Member of the British Columbia Legislative Assembly for Yale
- In office 1928–1952
- Preceded by: John Duncan MacLean
- Succeeded by: Irvine Finlay Corbett

Personal details
- Born: June 17, 1882 Miscouche, Prince Edward Island
- Died: April 6, 1965 (aged 82) Vancouver, British Columbia, Canada
- Party: British Columbia Liberal Party
- Occupation: Physician, surgeon

= John Joseph Alban Gillis =

Canadian politician

John Joseph Alban Gillis (June 17, 1882 - April 6, 1965) was a physician, surgeon and political figure in British Columbia. He represented Yale in the Legislative Assembly of British Columbia from 1928 to 1952 as a Liberal.

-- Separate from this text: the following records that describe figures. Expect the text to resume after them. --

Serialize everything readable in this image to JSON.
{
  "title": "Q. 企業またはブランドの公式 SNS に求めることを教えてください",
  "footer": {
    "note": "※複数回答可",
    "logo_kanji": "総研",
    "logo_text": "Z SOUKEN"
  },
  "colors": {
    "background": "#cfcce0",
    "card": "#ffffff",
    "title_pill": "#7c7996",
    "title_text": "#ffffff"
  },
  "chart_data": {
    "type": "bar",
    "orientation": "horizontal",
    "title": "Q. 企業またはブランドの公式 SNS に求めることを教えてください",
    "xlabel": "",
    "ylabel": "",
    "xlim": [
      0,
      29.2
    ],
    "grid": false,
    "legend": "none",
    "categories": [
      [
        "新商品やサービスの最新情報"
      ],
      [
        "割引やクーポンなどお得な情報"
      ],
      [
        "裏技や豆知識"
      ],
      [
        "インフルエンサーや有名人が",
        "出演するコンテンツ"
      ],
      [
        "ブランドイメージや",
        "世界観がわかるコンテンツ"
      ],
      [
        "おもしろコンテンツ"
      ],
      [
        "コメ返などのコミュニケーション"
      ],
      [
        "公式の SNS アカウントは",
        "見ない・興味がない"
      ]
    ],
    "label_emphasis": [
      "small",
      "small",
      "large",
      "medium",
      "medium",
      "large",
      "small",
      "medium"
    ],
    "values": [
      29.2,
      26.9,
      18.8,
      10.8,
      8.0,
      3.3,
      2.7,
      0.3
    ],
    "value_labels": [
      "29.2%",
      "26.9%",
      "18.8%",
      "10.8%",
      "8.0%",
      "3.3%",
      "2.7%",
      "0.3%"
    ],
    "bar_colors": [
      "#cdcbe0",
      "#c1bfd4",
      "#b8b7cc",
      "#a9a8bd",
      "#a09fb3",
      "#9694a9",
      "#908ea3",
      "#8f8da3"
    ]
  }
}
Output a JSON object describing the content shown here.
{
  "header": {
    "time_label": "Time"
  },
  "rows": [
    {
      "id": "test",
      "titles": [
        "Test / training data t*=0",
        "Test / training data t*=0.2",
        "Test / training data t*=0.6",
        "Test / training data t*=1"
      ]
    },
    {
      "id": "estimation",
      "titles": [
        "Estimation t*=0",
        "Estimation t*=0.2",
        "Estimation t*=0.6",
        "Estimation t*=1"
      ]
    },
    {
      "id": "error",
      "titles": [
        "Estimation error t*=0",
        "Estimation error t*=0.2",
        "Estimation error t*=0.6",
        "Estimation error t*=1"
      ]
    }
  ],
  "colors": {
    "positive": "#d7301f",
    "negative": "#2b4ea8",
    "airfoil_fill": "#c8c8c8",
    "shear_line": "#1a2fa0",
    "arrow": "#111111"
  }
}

He was born in Miscouche, Prince Edward Island, the son of Archibald Francis Gillis and Margaret MacDonald, and was educated at Saint Dunstan's University and McGill University. Gillis was senior house doctor at the Royal Victoria Hospital in Montreal before moving to Merritt, British Columbia. In 1917, he married Gertrude Chambers. Gillis was mayor of Merritt for two years. He served as doctor for the Nicola Valley area. Gillis died in Vancouver at the age of 82.